At the moment, I’ve just missed a couple days of work for flu-like symptoms, probably a back-to-school virus, so now I’m trying my best to be quiet and not start coughing. This followed a weekend camping trip to the Peaks and copious reading about story structure, plus overtime planning resources for small group interventions at work, doing critiques for other writers, trying to finish a short story and while I haven’t quite begun the next rewrite of my novel, I’m thinking REALLY hard about it, ok?
Can writing affect our health? Is it one thing too much? I definitely am less grouchy when I’ve been able to write, preferably in a quiet setting, unlikely though that last bit is. I think it helps my mental health—but maybe it’s just that I place high standards on myself and I feel better for Getting Things Done, whatever the things may be.
Writing is a passion—and the root of that word is bound up with suffering. It is ‘that which must be endured.’ Hard, necessary work. It is absolutely fun and exciting, too! But it takes a lot of effort and relentless, toiling THOUGHT to make it good. So yes, it probably does impact our health.

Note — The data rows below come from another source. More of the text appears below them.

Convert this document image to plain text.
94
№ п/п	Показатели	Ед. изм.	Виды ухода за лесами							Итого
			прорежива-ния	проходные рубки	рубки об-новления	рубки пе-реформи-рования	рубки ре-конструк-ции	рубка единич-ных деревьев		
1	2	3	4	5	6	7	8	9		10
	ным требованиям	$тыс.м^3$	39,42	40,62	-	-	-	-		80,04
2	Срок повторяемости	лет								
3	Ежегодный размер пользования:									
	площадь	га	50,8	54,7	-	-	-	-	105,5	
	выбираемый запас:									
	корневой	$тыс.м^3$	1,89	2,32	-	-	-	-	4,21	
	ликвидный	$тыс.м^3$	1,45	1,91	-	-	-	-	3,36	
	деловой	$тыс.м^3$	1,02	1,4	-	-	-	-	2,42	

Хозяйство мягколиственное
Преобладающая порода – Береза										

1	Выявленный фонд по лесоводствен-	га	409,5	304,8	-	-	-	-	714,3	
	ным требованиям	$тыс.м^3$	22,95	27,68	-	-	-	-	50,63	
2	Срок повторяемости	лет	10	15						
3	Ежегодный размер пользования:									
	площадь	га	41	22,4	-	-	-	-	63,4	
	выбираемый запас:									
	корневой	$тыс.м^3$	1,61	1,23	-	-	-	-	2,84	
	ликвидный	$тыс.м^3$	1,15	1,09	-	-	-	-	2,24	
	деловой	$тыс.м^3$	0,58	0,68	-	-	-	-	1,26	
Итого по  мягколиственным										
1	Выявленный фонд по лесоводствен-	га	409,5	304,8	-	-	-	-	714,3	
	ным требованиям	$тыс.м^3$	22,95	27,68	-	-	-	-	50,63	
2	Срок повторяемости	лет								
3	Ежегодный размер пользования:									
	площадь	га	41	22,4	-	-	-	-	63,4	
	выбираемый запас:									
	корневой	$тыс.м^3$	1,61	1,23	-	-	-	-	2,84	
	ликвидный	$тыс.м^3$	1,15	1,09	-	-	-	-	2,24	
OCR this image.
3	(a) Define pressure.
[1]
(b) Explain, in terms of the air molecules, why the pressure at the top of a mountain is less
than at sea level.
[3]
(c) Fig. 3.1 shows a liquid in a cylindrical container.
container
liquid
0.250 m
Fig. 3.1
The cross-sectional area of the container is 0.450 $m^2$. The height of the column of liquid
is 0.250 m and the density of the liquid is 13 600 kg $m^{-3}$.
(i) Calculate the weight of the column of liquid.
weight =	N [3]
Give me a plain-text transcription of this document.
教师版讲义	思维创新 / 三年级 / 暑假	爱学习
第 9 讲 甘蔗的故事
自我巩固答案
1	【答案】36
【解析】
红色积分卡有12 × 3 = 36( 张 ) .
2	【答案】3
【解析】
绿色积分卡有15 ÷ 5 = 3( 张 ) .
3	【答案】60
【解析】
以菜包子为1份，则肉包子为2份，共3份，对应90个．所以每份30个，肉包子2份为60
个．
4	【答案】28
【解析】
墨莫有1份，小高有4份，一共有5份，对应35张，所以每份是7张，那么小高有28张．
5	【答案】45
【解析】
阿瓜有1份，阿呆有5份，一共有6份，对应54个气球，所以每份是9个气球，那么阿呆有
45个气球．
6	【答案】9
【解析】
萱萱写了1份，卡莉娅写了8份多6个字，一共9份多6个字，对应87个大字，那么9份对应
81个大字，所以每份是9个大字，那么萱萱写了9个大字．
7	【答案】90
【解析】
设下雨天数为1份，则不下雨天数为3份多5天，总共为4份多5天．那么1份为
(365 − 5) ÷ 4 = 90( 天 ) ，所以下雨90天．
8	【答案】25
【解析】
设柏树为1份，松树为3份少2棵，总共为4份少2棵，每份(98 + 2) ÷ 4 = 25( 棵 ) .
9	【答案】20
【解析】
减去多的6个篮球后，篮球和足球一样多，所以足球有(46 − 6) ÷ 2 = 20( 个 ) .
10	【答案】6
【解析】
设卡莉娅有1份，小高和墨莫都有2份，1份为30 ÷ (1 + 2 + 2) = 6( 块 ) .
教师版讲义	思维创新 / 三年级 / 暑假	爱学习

I always felt guilty missing work if I picked up a bug while traveling, or if I’d run myself down finishing a novel. Was it wrong of me to let my personal interests impede my contracted employment? I worried I was behaving as selfishly as I perceived people who always called in sick on Mondays because they were still hungover. I’m still not convinced I’m being completely fair to co-workers or to my family in how I expend my energies.
But there are other fevers that make our brains itch. Characters that pummel our skulls from within and ideas that sputter up from deep inside us. We’ve got to write.
Sometimes, I do great work when I’m sick. I wrote a play during an extended bout of flu. It was about a team monitoring a whole city’s worth of subconsciouses, spying on people’s dreams to solve crimes.
Weird, I know. But kinda cool? Anyway, it did get through a competition and we performed it. Someday I might develop it further than a single act, and make a series of it or something.
In the same way that extreme weather or stress sears certain things into our memories and forms indelible creative impressions, health events can crystallise ideas.
From the tuberculosis that ravaged the Bronte family to Stephen King’s childhood ear infections which he writes about in his memoir On Writing, it does seem as if cycles of illness and health sharpen our imaginations. Have you ever found this?
While I was sick this week, my brain came to a screeching halt over work things like differentiating Science vocabulary on independent or dependent variables. But it did present me with a striking novel-related sequence, like a dream Eve or Cain might have. It unfolded before me as I trudged to work (and didn’t stay long). My elevated temperature practically distilled my story’s essence better than my healthy brain could.
What links do you see between your health and your creativity?